Quanto à fase da perda, pode-se dizer que antecedeu a do desespero, mas também
se observou que a paciente deslizava pelas duas fases no decorrer do
tratamento, pois enquanto não interrompeu suas idas aos bingos igualmente não
cessaram suas apostas altas de dinheiro nas rodadas, seus gastos com várias
cartelas de uma só vez e, conseqüentemente, suas perdas irreparáveis. W. via no
bingo uma solução para pagar suas contas, suas dívidas e colocava seu trabalho
em segundo plano.
É importante ressaltar que ao fim do tratamento houve a possibilidade de
controle do ato de jogar por parte da paciente. No início freqüentava bingos
com uma assiduidade de cinco vezes em quatro dias por semana, sem controle
algum de quanto havia gastado por dia. Ao final, passou a freqüentar bingos
duas vezes por semana, sabendo que não gastaria mais do que duzentos reais. Tal
valor foi estipulado pela própria paciente, que passou a ter uma percepção mais
realista sobre seus gastos no jogo.
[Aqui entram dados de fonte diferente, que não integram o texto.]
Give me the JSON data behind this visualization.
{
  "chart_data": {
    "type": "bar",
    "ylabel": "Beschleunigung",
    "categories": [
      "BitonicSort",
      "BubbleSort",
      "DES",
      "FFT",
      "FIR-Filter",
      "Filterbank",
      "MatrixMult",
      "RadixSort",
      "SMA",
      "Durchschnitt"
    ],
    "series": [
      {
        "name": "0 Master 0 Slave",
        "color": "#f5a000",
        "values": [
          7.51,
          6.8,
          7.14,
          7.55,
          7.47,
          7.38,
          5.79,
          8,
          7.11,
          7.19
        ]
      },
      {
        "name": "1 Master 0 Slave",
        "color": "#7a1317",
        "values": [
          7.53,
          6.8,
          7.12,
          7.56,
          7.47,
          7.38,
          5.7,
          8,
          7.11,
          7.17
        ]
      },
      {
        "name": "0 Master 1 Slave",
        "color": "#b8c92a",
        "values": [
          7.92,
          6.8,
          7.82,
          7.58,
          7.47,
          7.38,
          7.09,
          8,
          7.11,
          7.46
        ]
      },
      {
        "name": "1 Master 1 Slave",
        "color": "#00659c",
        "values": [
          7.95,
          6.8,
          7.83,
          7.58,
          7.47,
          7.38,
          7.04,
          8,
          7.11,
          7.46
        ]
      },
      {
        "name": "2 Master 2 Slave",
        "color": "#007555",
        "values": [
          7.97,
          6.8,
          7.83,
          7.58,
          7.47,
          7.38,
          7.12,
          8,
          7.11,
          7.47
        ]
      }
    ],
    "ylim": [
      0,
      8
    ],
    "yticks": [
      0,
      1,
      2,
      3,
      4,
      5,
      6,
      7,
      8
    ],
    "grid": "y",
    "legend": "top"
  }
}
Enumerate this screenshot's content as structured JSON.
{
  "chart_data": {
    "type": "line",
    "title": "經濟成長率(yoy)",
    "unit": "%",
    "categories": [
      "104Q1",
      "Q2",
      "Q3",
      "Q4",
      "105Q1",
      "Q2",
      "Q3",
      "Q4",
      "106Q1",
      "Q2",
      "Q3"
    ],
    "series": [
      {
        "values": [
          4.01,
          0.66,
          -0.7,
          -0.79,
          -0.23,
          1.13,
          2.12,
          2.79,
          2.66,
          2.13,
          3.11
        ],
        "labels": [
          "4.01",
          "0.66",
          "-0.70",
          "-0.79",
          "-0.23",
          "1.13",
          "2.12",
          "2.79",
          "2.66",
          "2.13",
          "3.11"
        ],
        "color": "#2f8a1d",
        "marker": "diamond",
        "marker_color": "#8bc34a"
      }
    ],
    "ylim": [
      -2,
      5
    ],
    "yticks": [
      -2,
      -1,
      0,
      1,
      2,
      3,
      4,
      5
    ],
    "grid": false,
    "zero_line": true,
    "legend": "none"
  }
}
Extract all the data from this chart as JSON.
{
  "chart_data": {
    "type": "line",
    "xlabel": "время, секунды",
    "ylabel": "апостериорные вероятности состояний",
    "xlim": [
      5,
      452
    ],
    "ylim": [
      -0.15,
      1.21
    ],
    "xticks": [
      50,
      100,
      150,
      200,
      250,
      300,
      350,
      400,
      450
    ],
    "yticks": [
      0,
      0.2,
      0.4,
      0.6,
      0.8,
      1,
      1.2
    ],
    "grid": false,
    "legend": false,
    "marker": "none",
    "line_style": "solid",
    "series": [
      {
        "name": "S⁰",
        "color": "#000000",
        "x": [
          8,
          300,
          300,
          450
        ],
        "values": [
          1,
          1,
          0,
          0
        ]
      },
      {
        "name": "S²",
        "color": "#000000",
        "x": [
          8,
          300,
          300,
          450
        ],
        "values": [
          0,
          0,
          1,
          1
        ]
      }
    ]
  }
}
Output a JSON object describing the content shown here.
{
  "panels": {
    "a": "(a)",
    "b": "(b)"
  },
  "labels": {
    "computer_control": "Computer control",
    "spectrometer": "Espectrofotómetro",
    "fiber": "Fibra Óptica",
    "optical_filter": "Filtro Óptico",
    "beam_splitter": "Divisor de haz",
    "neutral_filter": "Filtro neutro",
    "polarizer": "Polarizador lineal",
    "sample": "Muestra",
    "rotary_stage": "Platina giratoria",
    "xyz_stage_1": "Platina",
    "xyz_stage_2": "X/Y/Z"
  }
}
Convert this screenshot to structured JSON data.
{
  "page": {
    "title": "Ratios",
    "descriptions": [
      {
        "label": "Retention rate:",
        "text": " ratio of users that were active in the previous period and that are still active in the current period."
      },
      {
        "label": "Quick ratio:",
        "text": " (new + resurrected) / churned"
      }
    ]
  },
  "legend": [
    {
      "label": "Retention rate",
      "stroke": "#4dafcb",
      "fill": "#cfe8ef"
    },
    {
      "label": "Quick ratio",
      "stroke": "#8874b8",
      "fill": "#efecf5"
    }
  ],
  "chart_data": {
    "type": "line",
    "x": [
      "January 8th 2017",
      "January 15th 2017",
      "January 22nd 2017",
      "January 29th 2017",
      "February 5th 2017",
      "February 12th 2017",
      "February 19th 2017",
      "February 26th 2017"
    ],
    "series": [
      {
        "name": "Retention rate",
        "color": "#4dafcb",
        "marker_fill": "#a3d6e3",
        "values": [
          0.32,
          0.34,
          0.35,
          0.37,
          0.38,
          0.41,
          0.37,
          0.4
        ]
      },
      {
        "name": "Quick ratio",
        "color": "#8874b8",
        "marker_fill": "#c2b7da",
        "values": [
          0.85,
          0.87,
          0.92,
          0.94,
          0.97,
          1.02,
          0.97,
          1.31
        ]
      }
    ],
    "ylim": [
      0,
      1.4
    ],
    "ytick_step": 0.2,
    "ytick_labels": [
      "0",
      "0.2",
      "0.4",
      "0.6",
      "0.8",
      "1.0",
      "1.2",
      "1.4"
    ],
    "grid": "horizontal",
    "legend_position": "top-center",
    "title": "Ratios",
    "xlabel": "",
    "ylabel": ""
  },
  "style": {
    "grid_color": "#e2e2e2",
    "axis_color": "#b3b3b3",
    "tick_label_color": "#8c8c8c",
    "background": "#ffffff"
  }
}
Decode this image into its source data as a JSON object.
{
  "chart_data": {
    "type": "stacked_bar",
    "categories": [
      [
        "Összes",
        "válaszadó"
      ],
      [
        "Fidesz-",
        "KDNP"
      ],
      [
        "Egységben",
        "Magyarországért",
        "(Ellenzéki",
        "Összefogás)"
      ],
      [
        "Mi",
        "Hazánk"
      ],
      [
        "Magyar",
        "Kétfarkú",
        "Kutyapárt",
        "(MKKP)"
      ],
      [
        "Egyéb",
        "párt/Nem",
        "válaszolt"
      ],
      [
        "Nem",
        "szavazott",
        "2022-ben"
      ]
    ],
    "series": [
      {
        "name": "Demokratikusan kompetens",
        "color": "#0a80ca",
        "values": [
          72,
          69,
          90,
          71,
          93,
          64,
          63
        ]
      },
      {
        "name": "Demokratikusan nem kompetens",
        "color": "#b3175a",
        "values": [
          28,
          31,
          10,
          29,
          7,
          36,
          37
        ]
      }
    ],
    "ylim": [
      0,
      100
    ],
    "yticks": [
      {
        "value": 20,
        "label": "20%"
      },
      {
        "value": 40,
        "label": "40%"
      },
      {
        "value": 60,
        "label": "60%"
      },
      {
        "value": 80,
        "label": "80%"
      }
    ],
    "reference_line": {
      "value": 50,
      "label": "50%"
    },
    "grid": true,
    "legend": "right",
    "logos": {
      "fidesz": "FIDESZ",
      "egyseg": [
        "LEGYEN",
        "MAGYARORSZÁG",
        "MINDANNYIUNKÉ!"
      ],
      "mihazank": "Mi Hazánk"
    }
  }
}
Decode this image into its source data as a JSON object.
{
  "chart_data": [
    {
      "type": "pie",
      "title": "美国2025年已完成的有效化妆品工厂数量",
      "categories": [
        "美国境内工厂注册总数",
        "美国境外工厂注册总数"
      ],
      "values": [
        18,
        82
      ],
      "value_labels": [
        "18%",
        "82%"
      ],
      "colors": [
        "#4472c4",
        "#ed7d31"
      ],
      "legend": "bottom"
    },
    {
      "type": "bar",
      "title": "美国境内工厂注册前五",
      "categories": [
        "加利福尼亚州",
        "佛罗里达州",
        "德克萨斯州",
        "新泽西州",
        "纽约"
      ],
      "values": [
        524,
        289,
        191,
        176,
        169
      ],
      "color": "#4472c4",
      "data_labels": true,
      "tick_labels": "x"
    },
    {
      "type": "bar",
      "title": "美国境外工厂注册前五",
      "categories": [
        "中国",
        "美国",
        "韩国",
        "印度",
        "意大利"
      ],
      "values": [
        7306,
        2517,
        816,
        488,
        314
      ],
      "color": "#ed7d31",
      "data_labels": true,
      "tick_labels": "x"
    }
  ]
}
De início, ela se preocupou em como faria
para deixar de ir ao bingo, depois substituiu tal preocupação por um controle
do seu ato de jogar, fato extremamente terapêutico e eficaz para a sua melhora.
Conclusão
A paciente referida neste trabalho preencheu os critérios diagnósticos para
jogo patológico e transtorno depressivo, e obteve sucesso com o tratamento.
Além da intervenção medicamentosa, a abordagem psicológica considerada
referencial no atendimento dessa paciente foi a psicanalítica. Essa
compreensão, entretanto, não foi a única privilegiada durante o tratamento,
pois técnicas de controle do impulso de jogar (comportamentais) também foram
utilizadas. Porém, "a resposta ao tratamento parece depender menos da
orientação teórica que o terapeuta segue e mais de um programa de consultas
concatenadas, em uma ordem que faça sentido para o paciente, numa freqüência de
pelo menos uma vez por semana" (DeCaria et al., 1996 apudTavares et al, 1999).
Outra questão importante para reflexão diz respeito ao desenvolvimento de novas
estratégias de tratamento para os jogadores patológicos, visto que nesse caso a
paciente foi atendida em um ambulatório que oferece atendimento ao uso indevido
de drogas. Acreditamos que um trabalho de equipe, com profissionais mais
especializados nesse tipo de transtorno, fosse capaz de oferecer um tratamento
mais eficaz num menor espaço de tempo.